Une sorte d'incapacité à voir les choses
Où ce roman commence-t-il ? Aux Etats-Unis où le brillant chirurgien immigré fonde une famille et fait carrière, ou bien en Afrique de l’Ouest où se concentrent les origines du mal comme les sources d’apaisement ? Le personnage central est probablement le père, Kweku, pilier et modèle familial jusqu’au jour où une injustice professionnelle fait basculer son équilibre et l’équilibre de sa famille. A moins que le personnage central ne soit la mère courage, Folà, soutien effacé de l’époux jusqu’au moment où elle doit assumer seule ses enfants et devient celle qui rassemble. Ou alors Olu, le fils aîné qui suit les traces du père pour faire encore mieux… Et pourquoi pas les jumeaux Taiwo et Kehinde, personnalités exceptionnelles à l’adolescence déchirée… Ou encore Sadie, le petite dernière qui ne sait pas quelle place prendre … ?

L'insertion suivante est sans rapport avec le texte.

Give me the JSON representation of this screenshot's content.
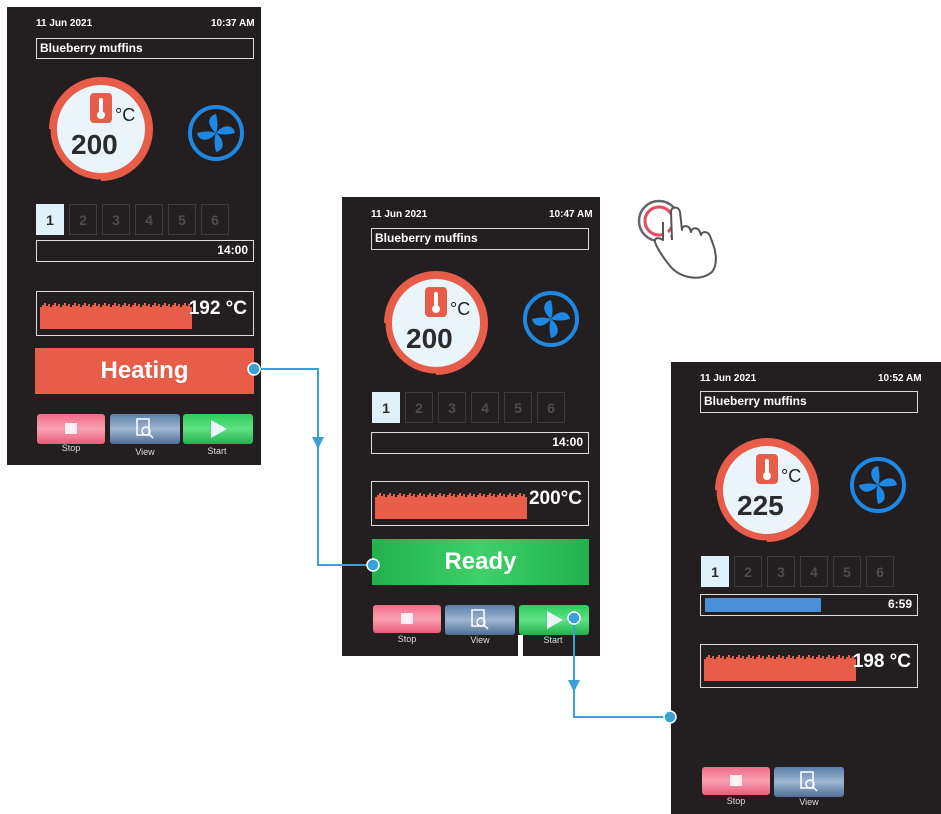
{
  "colors": {
    "screen_bg": "#231f20",
    "accent_red": "#e85c4a",
    "accent_green": "#22b14c",
    "accent_blue": "#4a90d9",
    "connector": "#3aa0d8",
    "fan_blue": "#1e88e5"
  },
  "screens": [
    {
      "date": "11 Jun 2021",
      "time": "10:37 AM",
      "program": "Blueberry muffins",
      "set_temp": "200",
      "unit": "°C",
      "steps": [
        "1",
        "2",
        "3",
        "4",
        "5",
        "6"
      ],
      "active_step": 1,
      "timer": "14:00",
      "current_temp": "192 °C",
      "status": "Heating",
      "buttons": {
        "stop": "Stop",
        "view": "View",
        "start": "Start"
      }
    },
    {
      "date": "11 Jun 2021",
      "time": "10:47 AM",
      "program": "Blueberry muffins",
      "set_temp": "200",
      "unit": "°C",
      "steps": [
        "1",
        "2",
        "3",
        "4",
        "5",
        "6"
      ],
      "active_step": 1,
      "timer": "14:00",
      "current_temp": "200°C",
      "status": "Ready",
      "buttons": {
        "stop": "Stop",
        "view": "View",
        "start": "Start"
      }
    },
    {
      "date": "11 Jun 2021",
      "time": "10:52 AM",
      "program": "Blueberry muffins",
      "set_temp": "225",
      "unit": "°C",
      "steps": [
        "1",
        "2",
        "3",
        "4",
        "5",
        "6"
      ],
      "active_step": 1,
      "timer": "6:59",
      "timer_progress": 0.55,
      "current_temp": "198 °C",
      "buttons": {
        "stop": "Stop",
        "view": "View"
      }
    }
  ],
  "icons": {
    "thermometer": "thermometer-icon",
    "fan": "fan-icon",
    "stop": "stop-icon",
    "view": "view-icon",
    "start": "play-icon",
    "tap": "touch-hand-icon"
  }
}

La culture africaine est omniprésente. A travers l’histoire de la famille Saï, il est question d’êtres déracinés qui cherchent désespérément une lignée. C’est aussi l’histoire de blessures intimes qui ne peuvent se réparer qu’au prix de retrouvailles familiales difficiles. Il y a des allers-retours permanents entre les Etats-Unis et l’Afrique de l’Ouest, entre les personnages et entre les époques. Petit à petit se comprennent les choix et les comportements. Rien n’est laissé au hasard et des détails prennent sens : des pantoufles, des fleurs, la danse africaine,… Voici un beau roman dense, intelligent et sensible, dont le titre exprime bien toute la subtilité.